In fact, the map to the projective space $\mathbb P(\mathbb R_+^{\mathcal S})$ is still an embedding: let $\mathcal T$ denote the image of $T(S)$ there. Since this space is compact, the closure $\overline \mathcal T$ is compact: it is called the Thurston compactification of the Teichmüller space.

=== The Thurston boundary ===

The boundary $\overline \mathcal T \setminus \mathcal T$ is equal to the subset $\mathcal{PMF}$ of $\mathbb P(\mathbb R_+^{\mathcal S})$. The proof also implies that the Thurston compactification is homeomorphic to the $6g - 6$-dimensional closed ball.

== Applications ==

=== Pseudo-Anosov diffeomorphisms ===

A diffeomorphism $S \to S$ is called pseudo-Anosov if there exists two transverse measured foliations, such that under its action the underlying foliations are preserved, and the measures are multiplied by a factor $\lambda, \lambda^{-1}$ respectively for some $\lambda > 1$ (called the stretch factor). Using his compactification Thurston proved the following characterisation of pseudo-Anosov mapping classes (i.e. mapping classes which contain a pseudo-Anosov element), which was in essence known to Nielsen and is usually called the Nielsen-Thurston classification. A mapping class $\phi$ is pseudo-Anosov if and only if:
- it is not reducible (i.e. there is no $k \ge 1$ and $\sigma \in \mathcal S$ such that $(\phi^k)_*\sigma = \sigma$);
- it is not of finite order (i.e. there is no $k \ge 1$ such that $\phi^k$ is the isotopy class of the identity).
The proof relies on the Brouwer fixed point theorem applied to the action of $\phi$ on the Thurston compactification $\overline \mathcal T$. If the fixed point is in the interior then the class is of finite order; if it is on the boundary and the underlying foliation has a closed leaf then it is reducible; in the remaining case it is possible to show that there is another fixed point corresponding to a transverse measured foliation, and to deduce the pseudo-Anosov property.

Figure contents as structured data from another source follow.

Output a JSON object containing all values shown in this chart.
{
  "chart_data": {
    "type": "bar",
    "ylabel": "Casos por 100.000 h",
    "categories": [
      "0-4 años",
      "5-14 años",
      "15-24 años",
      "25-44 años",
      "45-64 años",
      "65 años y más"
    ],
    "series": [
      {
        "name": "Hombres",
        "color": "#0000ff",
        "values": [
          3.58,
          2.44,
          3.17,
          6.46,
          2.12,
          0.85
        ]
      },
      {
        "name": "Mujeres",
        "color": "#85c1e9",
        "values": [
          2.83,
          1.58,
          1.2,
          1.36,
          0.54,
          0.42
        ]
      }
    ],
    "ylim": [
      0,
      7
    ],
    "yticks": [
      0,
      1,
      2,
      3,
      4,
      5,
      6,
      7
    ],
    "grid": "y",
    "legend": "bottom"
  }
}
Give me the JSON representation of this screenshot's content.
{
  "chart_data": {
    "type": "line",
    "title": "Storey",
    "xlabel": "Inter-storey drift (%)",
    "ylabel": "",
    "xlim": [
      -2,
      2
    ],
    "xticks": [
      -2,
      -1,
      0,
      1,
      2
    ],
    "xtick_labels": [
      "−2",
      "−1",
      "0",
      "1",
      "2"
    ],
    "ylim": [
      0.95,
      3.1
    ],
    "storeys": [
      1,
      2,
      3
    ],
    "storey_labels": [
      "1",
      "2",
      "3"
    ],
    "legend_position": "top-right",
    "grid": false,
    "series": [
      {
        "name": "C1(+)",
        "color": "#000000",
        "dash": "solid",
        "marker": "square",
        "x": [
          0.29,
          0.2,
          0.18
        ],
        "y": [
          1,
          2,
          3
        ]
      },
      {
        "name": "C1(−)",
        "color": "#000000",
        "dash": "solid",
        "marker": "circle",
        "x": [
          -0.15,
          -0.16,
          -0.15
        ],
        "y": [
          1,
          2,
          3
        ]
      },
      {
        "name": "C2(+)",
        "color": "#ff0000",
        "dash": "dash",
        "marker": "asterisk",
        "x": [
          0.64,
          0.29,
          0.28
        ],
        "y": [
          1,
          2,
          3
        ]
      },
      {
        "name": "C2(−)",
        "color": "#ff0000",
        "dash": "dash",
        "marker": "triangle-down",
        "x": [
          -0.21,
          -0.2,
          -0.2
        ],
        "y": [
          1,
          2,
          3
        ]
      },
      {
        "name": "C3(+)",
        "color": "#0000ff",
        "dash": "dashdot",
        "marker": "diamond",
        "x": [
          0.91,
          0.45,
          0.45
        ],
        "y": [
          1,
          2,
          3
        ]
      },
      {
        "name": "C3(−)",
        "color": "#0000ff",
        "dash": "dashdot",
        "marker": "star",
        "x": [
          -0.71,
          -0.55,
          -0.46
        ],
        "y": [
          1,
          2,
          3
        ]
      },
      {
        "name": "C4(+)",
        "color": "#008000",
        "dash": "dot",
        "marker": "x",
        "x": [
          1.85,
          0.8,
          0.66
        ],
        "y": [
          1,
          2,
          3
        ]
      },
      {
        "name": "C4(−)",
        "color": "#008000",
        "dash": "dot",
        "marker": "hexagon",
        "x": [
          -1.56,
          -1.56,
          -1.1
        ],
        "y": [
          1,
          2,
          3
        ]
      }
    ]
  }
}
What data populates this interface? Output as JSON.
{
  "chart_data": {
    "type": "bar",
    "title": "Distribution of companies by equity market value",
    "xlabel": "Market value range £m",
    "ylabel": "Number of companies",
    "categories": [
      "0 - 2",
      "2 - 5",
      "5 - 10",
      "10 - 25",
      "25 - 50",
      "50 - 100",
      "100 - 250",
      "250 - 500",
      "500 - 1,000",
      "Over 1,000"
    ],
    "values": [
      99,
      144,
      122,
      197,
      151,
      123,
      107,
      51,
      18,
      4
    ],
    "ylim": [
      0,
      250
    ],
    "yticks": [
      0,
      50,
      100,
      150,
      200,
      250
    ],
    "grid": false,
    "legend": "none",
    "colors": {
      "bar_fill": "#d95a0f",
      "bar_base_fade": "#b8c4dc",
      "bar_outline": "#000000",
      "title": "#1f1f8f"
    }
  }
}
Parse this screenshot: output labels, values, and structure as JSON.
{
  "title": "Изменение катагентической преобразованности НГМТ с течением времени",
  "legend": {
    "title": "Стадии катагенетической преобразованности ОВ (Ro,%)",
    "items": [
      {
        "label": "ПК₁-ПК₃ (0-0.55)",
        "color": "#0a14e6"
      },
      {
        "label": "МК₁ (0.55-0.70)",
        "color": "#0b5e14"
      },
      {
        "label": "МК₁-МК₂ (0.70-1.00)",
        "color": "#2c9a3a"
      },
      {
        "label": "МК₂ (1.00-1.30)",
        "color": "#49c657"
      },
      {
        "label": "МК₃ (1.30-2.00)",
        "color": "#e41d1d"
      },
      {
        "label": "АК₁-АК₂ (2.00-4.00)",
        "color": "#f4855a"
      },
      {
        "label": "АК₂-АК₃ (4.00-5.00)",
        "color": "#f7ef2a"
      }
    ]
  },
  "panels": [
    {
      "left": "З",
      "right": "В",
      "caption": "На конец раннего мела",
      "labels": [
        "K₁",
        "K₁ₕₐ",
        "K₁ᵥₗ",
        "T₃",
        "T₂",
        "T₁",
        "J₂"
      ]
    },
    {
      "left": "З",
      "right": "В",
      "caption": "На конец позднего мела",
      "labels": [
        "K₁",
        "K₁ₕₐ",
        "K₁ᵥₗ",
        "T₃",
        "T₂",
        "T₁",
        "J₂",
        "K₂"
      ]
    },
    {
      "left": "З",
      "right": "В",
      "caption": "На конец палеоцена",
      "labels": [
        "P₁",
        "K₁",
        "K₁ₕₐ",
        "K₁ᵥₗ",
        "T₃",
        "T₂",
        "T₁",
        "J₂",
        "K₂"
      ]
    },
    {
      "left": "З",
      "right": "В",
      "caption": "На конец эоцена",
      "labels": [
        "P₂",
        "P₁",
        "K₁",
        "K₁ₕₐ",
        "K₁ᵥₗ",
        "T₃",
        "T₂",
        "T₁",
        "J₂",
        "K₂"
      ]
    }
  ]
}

=== Applications to the mapping class group ===

The action of the mapping class group of the surface $S$ on the Teichmüller space extends continuously to the Thurston compactification. This provides a powerful tool to study the structure of this group; for example it is used in the proof of the Tits alternative for the mapping class group. It can also be used to prove various results about the subgroup structure of the mapping class group.

=== Applications to 3-manifolds ===

The compactification of Teichmüller space by adding measured foliations is essential in the definition of the ending laminations of a hyperbolic 3-manifold.

== Actions on real trees ==

A point in Teichmüller space $T(S)$ can alternatively be seen as a faithful representation of the fundamental group $\pi_1(S)$ into the isometry group $\mathrm{PSL}_2(\mathbb R)$ of the hyperbolic plane $\mathbb H^2$, up to conjugation. Such an isometric action gives rise (via the choice of a non-principal ultrafilter) to an action on the asymptotic cone of $\mathbb H^2$, which is a real tree. Two such actions are equivariantly isometric if and only if they come from the same point in Teichmüller space. The space of such actions (endowed with a natural topology) is compact, and hence we get another compactification of Teichmüller space. A theorem of R. Skora states that this compactification is equivariantly homeomorphic the Thurston compactification.